Web Summit brought together leaders from across fintech, impact investing, and social enterprise to discuss how emerging technologies are reshaping the financial sector. But it’s clear that, though we have a number of new tools at our disposal, to create a financially inclusive world, we first need to address a much older problem: trust.
Trust is vital in every aspect of financial services, but it’s most important of all in reaching the most vulnerable people in the world — three billion people left out of or poorly served by the formal financial sector.
My friend, Evelyn Stark from the MetLife Foundation made a helpful analogy. If your employer decided to pay you in Bitcoin, you’d have a lot of questions: how much is this going to cost me? Where can I buy groceries? How do I use it? Who else will use it? That’s what it feels like when we ask people to go from cash to digital. There is fear and uncertainty.
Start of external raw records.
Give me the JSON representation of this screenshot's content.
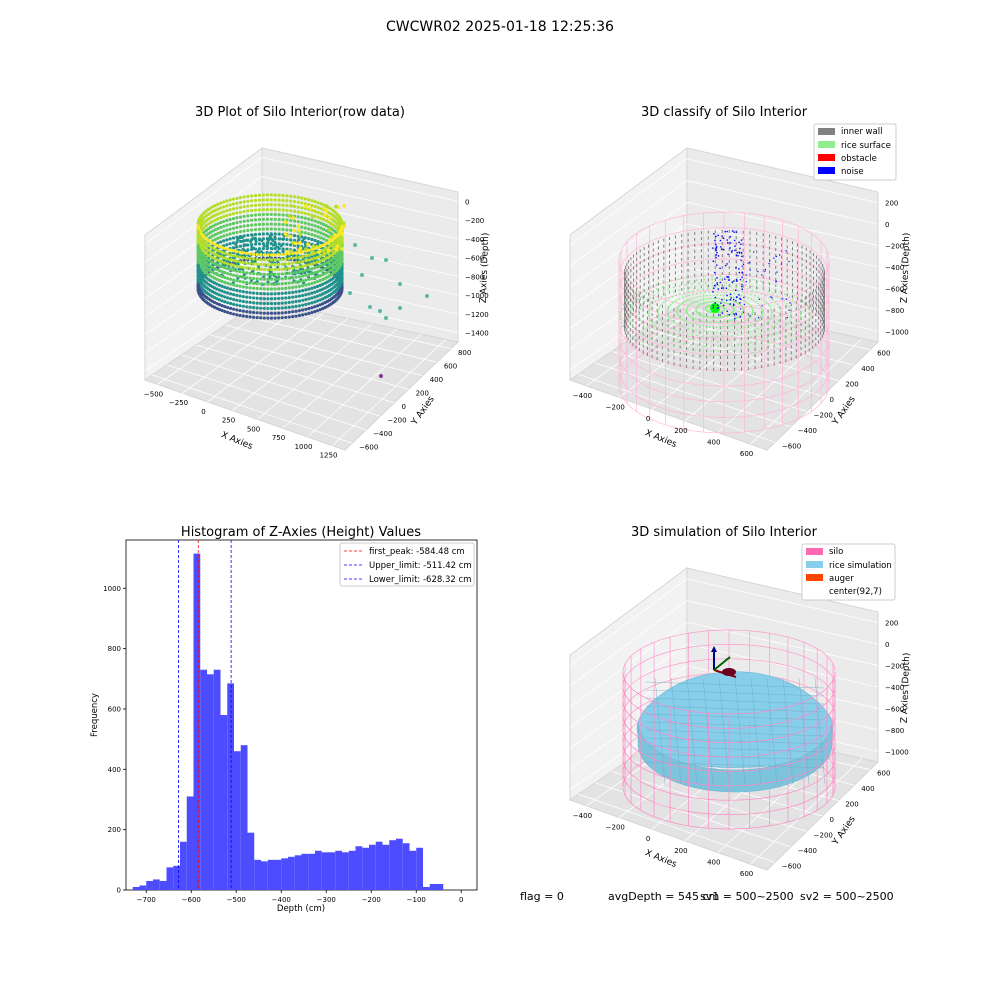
{
  "suptitle": "CWCWR02 2025-01-18 12:25:36",
  "status_line": {
    "flag": "flag = 0",
    "avg_depth": "avgDepth = 545 cm",
    "sv1": "sv1 = 500~2500",
    "sv2": "sv2 = 500~2500"
  },
  "colors": {
    "hist_bar": "#4d4dff",
    "peak_line": "#ff0000",
    "limit_line": "#0000ff",
    "inner_wall": "#808080",
    "rice_surface": "#90ee90",
    "obstacle": "#ff0000",
    "noise": "#0000ff",
    "silo": "#ff69b4",
    "rice_simulation": "#87ceeb",
    "auger": "#ff4500"
  },
  "chart_data": [
    {
      "type": "scatter3d",
      "title": "3D Plot of Silo Interior(row data)",
      "xlabel": "X Axies",
      "ylabel": "Y Axies",
      "zlabel": "Z Axies (Depth)",
      "x_ticks": [
        "−500",
        "−250",
        "0",
        "250",
        "500",
        "750",
        "1000",
        "1250"
      ],
      "y_ticks": [
        "−600",
        "−400",
        "−200",
        "0",
        "200",
        "400",
        "600",
        "800"
      ],
      "z_ticks": [
        "0",
        "−200",
        "−400",
        "−600",
        "−800",
        "−1000",
        "−1200",
        "−1400"
      ],
      "colormap": "viridis"
    },
    {
      "type": "scatter3d",
      "title": "3D classify of Silo Interior",
      "xlabel": "X Axies",
      "ylabel": "Y Axies",
      "zlabel": "Z Axies (Depth)",
      "x_ticks": [
        "−400",
        "−200",
        "0",
        "200",
        "400",
        "600"
      ],
      "y_ticks": [
        "−600",
        "−400",
        "−200",
        "0",
        "200",
        "400",
        "600"
      ],
      "z_ticks": [
        "200",
        "0",
        "−200",
        "−400",
        "−600",
        "−800",
        "−1000"
      ],
      "legend": [
        "inner wall",
        "rice surface",
        "obstacle",
        "noise"
      ],
      "legend_position": "top-right"
    },
    {
      "type": "bar",
      "title": "Histogram of Z-Axies (Height) Values",
      "xlabel": "Depth (cm)",
      "ylabel": "Frequency",
      "xlim": [
        -745,
        35
      ],
      "ylim": [
        0,
        1160
      ],
      "x_ticks": [
        -700,
        -600,
        -500,
        -400,
        -300,
        -200,
        -100,
        0
      ],
      "y_ticks": [
        0,
        200,
        400,
        600,
        800,
        1000
      ],
      "bin_start": -730,
      "bin_width": 15,
      "values": [
        10,
        15,
        30,
        35,
        30,
        75,
        80,
        160,
        310,
        1115,
        730,
        715,
        730,
        580,
        685,
        460,
        480,
        190,
        100,
        95,
        100,
        100,
        105,
        110,
        115,
        120,
        120,
        130,
        125,
        125,
        130,
        125,
        130,
        145,
        140,
        150,
        160,
        150,
        165,
        170,
        155,
        130,
        140,
        10,
        20,
        20
      ],
      "vlines": [
        {
          "label": "first_peak: -584.48 cm",
          "x": -584.48,
          "kind": "peak"
        },
        {
          "label": "Upper_limit: -511.42 cm",
          "x": -511.42,
          "kind": "limit"
        },
        {
          "label": "Lower_limit: -628.32 cm",
          "x": -628.32,
          "kind": "limit"
        }
      ],
      "legend_position": "top-right"
    },
    {
      "type": "surface3d",
      "title": "3D simulation of Silo Interior",
      "xlabel": "X Axies",
      "ylabel": "Y Axies",
      "zlabel": "Z Axies (Depth)",
      "x_ticks": [
        "−400",
        "−200",
        "0",
        "200",
        "400",
        "600"
      ],
      "y_ticks": [
        "−600",
        "−400",
        "−200",
        "0",
        "200",
        "400",
        "600"
      ],
      "z_ticks": [
        "200",
        "0",
        "−200",
        "−400",
        "−600",
        "−800",
        "−1000"
      ],
      "legend": [
        "silo",
        "rice simulation",
        "auger",
        "center(92,7)"
      ],
      "legend_position": "top-right"
    }
  ]
}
The world’s three billion financially underserved people are as invisible to the formal financial sector as it is to them: they don’t see it, use it, or benefit from it. And it would be no small thing for them to go from a cash-based, informal economy to a digitized, formal economy with mobile payments and e-receipts. The world’s financially underserved would have just as many questions about going from cash to digital as you would have going from dollars to cryptocurrency.
We have to prepare for this and launch products that build trust from the start. In some cases, that’s as simple as accounting for the technical realities underserved consumers often endure, including intermittent electricity, unreliable internet availability, and high costs for data plans. Creating well-designed products that don’t crash, work well, and simply do what users expect them to do is the first step in fostering trust.
But it’s just the first step. We’ll also need to continuously rethink how to balance ‘tech and touch’ to automate back-office operations and respond to users’ customer engagement preferences. And we also need to be aware of — and responsive to — growing concerns about data protection and privacy. Finally, we need to recognize that new consumers may not have the financial capability they need to prevent overindebtedness, and we’ll need to communicate those risks clearly.
All of that begins with trust — with designing high-quality products that put our users first. Delivering those products demonstrates to new users that we understand them and can address their needs. It’s a fundamentally important first step we must take in order to help underserved people and businesses everywhere realize their economic potential.